In Toronto, the model was epitomized by the sleek and glamourous Four Seasons Motor Hotel and the Inn on the Park, both designed by Peter Dickinson, and the Scandinavian-influenced Valhalla Inn by George Robb. Joining the trend in the early 1960s were three other notable architect-designed motor hotels: the Constellation Hotel, the Ascot 27 Hotel and the Canadiana Motor Hotel.

Constellation postcard 2 LR

With air travel rapidly expanding and the new Toronto International Airport under construction, formerly rural Dixon Road became a magnet for hotel development. The Constellation Hotel (above and top) was among the first to open in 1963 at Dixon and Carlingview Drive. Architects Bregman + Hamann designed the Constellation as a two-part composition, fronting the block of guest rooms with a low-pitched A-frame pavilion for the entrance lobby and dining lounges. Rugged fieldstone walls helped to visually tie the pavilion to the site and contrasted its transparent glassiness. The Constellation’s backers further upped the ante by commissioning murals from Jack Reppen and Harold Town as well as Galaxy, an enormous welded-aluminum sculpture by Gerald Gladstone that now resides in front of the Etobicoke Civic Centre.

Ascot 27 postcard LR

Ascot 27 Hotel crop

The Ascot 27 Hotel opened in 1960 near the intersection of Rexdale Boulevard and Highway 27, also convenient to the Toronto airport and the new Woodbine horse-racing track. Architect George Robb stretched the hotel 700 feet along a curving ravine escarpment, giving guests and restaurant diners a birds-eye view into the trees of the Humber River valley below. A swoopy Swiss chalet-style roof, inset with coloured glass, established an immediate visual identity and created dramatic interior spaces for the entrance lobby and dining lounge.

Canadiana postcard LR

Overlooking Highway 401 at Kennedy Road was the Canadiana Motor Hotel, designed by James Murray and Henry Fliess and opened in 1962. Here, the signature element was the circular dining pavilion, a space-age flying saucer that had alighted on the lawn next to the amoeba-shaped swimming pool.
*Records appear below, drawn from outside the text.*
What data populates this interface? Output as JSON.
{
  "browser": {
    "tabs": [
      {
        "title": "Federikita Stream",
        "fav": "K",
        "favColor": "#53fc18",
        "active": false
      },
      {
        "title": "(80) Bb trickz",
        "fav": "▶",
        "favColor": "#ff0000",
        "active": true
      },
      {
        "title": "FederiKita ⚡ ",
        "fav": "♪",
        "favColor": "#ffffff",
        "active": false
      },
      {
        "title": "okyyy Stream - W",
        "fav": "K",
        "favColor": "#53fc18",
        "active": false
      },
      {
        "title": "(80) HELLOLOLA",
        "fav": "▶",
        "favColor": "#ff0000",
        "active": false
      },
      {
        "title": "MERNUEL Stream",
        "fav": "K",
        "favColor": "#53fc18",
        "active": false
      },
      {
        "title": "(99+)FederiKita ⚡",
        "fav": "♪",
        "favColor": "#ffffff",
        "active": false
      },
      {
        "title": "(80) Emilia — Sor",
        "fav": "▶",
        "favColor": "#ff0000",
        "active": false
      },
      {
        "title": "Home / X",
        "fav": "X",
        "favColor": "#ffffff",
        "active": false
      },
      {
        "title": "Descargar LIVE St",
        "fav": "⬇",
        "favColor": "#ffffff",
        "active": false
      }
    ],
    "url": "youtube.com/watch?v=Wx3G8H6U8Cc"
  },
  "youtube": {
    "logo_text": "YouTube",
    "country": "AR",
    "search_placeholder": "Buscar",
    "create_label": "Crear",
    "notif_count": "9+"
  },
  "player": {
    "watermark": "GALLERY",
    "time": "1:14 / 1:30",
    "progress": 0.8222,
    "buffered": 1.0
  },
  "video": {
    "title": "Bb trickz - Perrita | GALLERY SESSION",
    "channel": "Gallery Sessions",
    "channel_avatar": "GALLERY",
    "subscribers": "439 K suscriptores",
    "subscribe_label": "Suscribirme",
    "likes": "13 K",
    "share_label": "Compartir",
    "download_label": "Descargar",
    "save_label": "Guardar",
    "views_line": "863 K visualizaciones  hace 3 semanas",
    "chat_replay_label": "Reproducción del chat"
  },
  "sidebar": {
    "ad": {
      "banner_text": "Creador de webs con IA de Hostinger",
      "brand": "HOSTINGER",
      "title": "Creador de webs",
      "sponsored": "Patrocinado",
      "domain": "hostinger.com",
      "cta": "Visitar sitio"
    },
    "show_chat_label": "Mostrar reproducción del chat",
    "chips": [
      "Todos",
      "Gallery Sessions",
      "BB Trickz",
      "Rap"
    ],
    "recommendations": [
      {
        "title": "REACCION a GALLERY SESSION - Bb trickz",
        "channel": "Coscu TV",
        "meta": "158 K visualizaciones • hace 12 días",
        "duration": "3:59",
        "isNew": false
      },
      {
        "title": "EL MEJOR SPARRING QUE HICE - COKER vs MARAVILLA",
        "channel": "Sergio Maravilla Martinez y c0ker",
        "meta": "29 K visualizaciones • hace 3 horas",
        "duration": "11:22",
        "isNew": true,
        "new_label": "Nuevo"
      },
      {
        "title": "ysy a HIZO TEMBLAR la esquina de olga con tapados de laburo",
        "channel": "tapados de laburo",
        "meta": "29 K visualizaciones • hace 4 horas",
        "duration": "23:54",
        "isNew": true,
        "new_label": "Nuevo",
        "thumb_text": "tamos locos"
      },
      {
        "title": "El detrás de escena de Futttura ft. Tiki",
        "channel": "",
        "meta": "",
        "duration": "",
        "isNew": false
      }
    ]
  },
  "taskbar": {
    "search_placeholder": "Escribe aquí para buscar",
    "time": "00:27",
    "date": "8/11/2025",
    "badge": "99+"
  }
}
The crisply rectilinear main building provided an inset sundeck for each of the 95 rooms as well as lounge and conference facilities.

Like most of their contemporaries, much has changed for these roadside icons in the intervening fifty years. The Constellation Hotel was repeatedly expanded, enveloping the original building and enlarging from 150 rooms to 800 rooms (including numerous disco-era clubs, restaurants, health spas and palm-tree atriums) before going bankrupt in the early 2000s. The abandoned complex was finally demolished in 2012. The Ascot 27 Hotel is also long gone, replaced by high-rise residential towers, while the Canadiana’s guestroom block lives on within the current Delta Toronto East. The economics of the hospitality industry have shifted to blandly generic chain accommodations, but the remaining preserved or restored examples of classic motor hotels still bring a sense of style to the open roads.